Certes, il prescrit le jeune mais n'oublions pas le Concile de Laodicée, Canon 50 "le jeûne ne noit pas être rompu le cinquième jour de la dernière semaine de carême [...] mais on doit jeûner pendant toute la saison du carême"
Certes, il prescrit de couvrir la tête des femmes, mais n'oublions pas Corinthiens 11 : 5 – 6 " Toute femme, au contraire, qui prie ou qui prophétise, la tête non voilée, déshonore son chef : c'est comme si elle était rasée. Car si une femme n'est pas voilée, qu'elle se coupe aussi les cheveux. Or, s'il est honteux pour une femme d'avoir les cheveux coupés ou d'être rasée, qu'elle se voile. "
Quant à la séparation de Dieu et César, n'oublions la bulle Unam Sanctam de 1302 "Les paroles de l'Évangile nous l'enseignent : cette puissance comporte deux glaives [...] Tous deux sont au pouvoir de l'Église, le glaive spirituel et le glaive temporel. Mais celui-ci doit être manié pour l'Église, celui-là par l'Église. [...] Le glaive doit donc être subordonné au glaive, et l'autorité temporelle à l'autorité spirituelle. [...] Nous déclarons, nous proclamons, nous définissons qu'il est absolument nécessaire au salut que toute créature humaine soit sujette au Pontife Romain."

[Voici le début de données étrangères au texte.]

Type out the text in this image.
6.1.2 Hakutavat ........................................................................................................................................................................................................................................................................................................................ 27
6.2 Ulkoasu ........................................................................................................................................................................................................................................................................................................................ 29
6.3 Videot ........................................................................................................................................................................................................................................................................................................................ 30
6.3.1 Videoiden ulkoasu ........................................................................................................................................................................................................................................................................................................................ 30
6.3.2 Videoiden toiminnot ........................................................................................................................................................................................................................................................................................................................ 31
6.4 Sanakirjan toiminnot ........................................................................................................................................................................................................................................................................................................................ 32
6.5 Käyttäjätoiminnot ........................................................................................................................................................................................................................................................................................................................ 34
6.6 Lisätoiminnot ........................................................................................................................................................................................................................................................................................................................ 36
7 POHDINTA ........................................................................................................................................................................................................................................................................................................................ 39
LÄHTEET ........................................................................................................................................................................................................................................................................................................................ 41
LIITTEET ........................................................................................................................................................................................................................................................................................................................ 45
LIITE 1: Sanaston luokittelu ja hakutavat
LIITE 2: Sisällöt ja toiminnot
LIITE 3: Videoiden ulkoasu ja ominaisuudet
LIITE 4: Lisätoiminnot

L'Islam séparait, d'ailleurs traditionnellement la loi divine, dont l'interprétation appartenait aux seuls clercs, de l'action du prince qui ne pouvait que l'appliquer, ce qui restreignait l'arbitraire royal. La doctrine iranienne du Wilayat al Faqih, c'est à dire du gouvernement des clercs, est une innovation récente
Enfin, pour ce qui concerne le "communautarisme", rappelons le canon 37 de ce fameux Concile de Laodicée "Il n'est pas permis de recevoir des restes des repas des juifs ou des hérétiques, ni de manger avec eux."

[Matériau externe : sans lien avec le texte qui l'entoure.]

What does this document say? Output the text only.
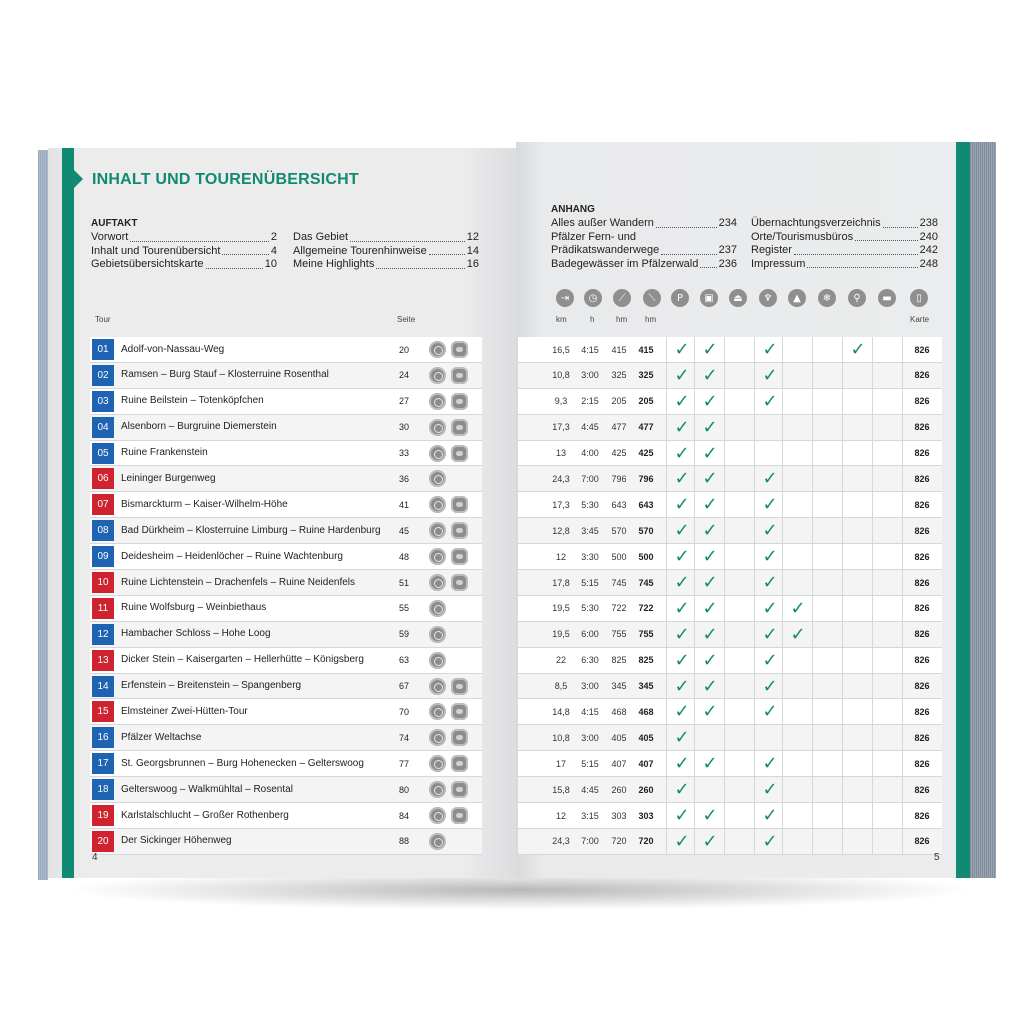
INHALT UND TOURENÜBERSICHT
AUFTAKT
Vorwort	2
Inhalt und Tourenübersicht	4
Gebietsübersichtskarte	10
Das Gebiet	12
Allgemeine Tourenhinweise	14
Meine Highlights	16
ANHANG
Alles außer Wandern	234
Pfälzer Fern- und
Prädikatswanderwege	237
Badegewässer im Pfälzerwald 236
Übernachtungsverzeichnis	238
Orte/Tourismusbüros	240
Register	242
Impressum	248
Tour	Seite
⇥	◷	⟋	⟍	P	▣	⏏	♆	▲	❄	⚲	▬	▯
km	h	hm hm	Karte
01	Adolf-von-Nassau-Weg	20
02	Ramsen – Burg Stauf – Klosterruine Rosenthal	24
03	Ruine Beilstein – Totenköpfchen	27
04	Alsenborn – Burgruine Diemerstein	30
05	Ruine Frankenstein	33
06	Leininger Burgenweg	36
07	Bismarckturm – Kaiser-Wilhelm-Höhe	41
08	Bad Dürkheim – Klosterruine Limburg – Ruine Hardenburg	45
09	Deidesheim – Heidenlöcher – Ruine Wachtenburg	48
10	Ruine Lichtenstein – Drachenfels – Ruine Neidenfels	51
11	Ruine Wolfsburg – Weinbiethaus	55
12	Hambacher Schloss – Hohe Loog	59
13	Dicker Stein – Kaisergarten – Hellerhütte – Königsberg	63
14	Erfenstein – Breitenstein – Spangenberg	67
15	Elmsteiner Zwei-Hütten-Tour	70
16	Pfälzer Weltachse	74
17	St. Georgsbrunnen – Burg Hohenecken – Gelterswoog	77
18	Gelterswoog – Walkmühltal – Rosental	80
19	Karlstalschlucht – Großer Rothenberg	84
20	Der Sickinger Höhenweg	88
16,5	4:15	415	415	✓ ✓	✓	✓	826
10,8	3:00	325	325	✓ ✓	✓	826
9,3	2:15	205	205	✓ ✓	✓	826
17,3	4:45	477	477	✓ ✓	826
13	4:00	425	425	✓ ✓	826
24,3	7:00	796	796	✓ ✓	✓	826
17,3	5:30	643	643	✓ ✓	✓	826
12,8	3:45	570	570	✓ ✓	✓	826
12	3:30	500	500	✓ ✓	✓	826
17,8	5:15	745	745	✓ ✓	✓	826
19,5	5:30	722	722	✓ ✓	✓ ✓	826
19,5	6:00	755	755	✓ ✓	✓ ✓	826
22	6:30	825	825	✓ ✓	✓	826
8,5	3:00	345	345	✓ ✓	✓	826
14,8	4:15	468	468	✓ ✓	✓	826
10,8	3:00	405	405	✓	826
17	5:15	407	407	✓ ✓	✓	826
15,8	4:45	260	260	✓	✓	826
12	3:15	303	303	✓ ✓	✓	826
24,3	7:00	720	720	✓ ✓	✓	826
4	5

La réalité c'est qu'il n'y a rien dans l'Islam qui n'ait été amplement pratiqué par l'Église Catholique de Pie IX et du Cardinal Bellarmine, à ce détail prés que l'Islam n'a pas de clergé monolithique et qu'on peut donc discuter avec les gens raisonnables sans encourir les foudres vaticanes, quitte à ce que ce soit pour constater civilement un désaccord.

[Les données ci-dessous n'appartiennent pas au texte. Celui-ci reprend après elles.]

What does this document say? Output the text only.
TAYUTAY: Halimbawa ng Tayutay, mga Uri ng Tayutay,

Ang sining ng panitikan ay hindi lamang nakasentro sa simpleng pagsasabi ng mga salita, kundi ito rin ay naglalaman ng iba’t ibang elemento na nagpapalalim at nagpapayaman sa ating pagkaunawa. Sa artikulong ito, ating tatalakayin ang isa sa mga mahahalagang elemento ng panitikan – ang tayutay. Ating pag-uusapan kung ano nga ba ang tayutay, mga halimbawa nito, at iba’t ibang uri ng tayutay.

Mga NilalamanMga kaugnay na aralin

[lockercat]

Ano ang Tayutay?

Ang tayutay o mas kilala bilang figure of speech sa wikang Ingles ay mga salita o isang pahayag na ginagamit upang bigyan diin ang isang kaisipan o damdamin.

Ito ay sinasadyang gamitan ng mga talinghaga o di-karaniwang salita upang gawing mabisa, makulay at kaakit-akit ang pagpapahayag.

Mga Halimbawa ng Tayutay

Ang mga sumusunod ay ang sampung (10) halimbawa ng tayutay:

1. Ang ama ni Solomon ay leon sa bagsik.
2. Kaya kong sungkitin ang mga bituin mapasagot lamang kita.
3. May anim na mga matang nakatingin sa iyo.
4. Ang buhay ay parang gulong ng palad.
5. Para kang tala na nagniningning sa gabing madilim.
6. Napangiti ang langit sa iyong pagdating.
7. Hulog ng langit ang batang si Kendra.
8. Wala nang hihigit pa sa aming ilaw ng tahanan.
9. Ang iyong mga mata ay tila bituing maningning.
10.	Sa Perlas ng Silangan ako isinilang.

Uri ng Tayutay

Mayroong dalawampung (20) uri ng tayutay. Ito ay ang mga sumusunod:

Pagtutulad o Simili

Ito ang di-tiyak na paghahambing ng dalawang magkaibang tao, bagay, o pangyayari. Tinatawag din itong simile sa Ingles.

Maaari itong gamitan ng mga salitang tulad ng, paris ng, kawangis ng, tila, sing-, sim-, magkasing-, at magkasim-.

Le front du refus des islamophobes ne fait que rendre cette discussion plus difficile en exacerbant les oppositions et les réactions épidermiques de part et d'autre, tout en faisant rentrer, par la petite porte et en creux, les notions de France fille ainée de l'Eglise ou de Feiz ha Breiz dont on croyait pourtant s'être débarrassé depuis des décennies.
Quant aux manifestations de piété sur la voie publique... je crois que sur ce sujet nous devrions tous écouter ce que disait un certain rabbi Yoshuah il y a deux mille ans en Galilée :
Lorsque vous priez, ne soyez pas comme les hypocrites, qui aiment à prier debout dans les synagogues et aux coins des rues, pour être vus des hommes. Je vous le dis en vérité, ils reçoivent leur récompense.
Mais quand tu pries, entre dans ta chambre, ferme ta porte, et prie ton Père qui est là dans le lieu secret ; et ton Père, qui voit dans le secret, te le rendra.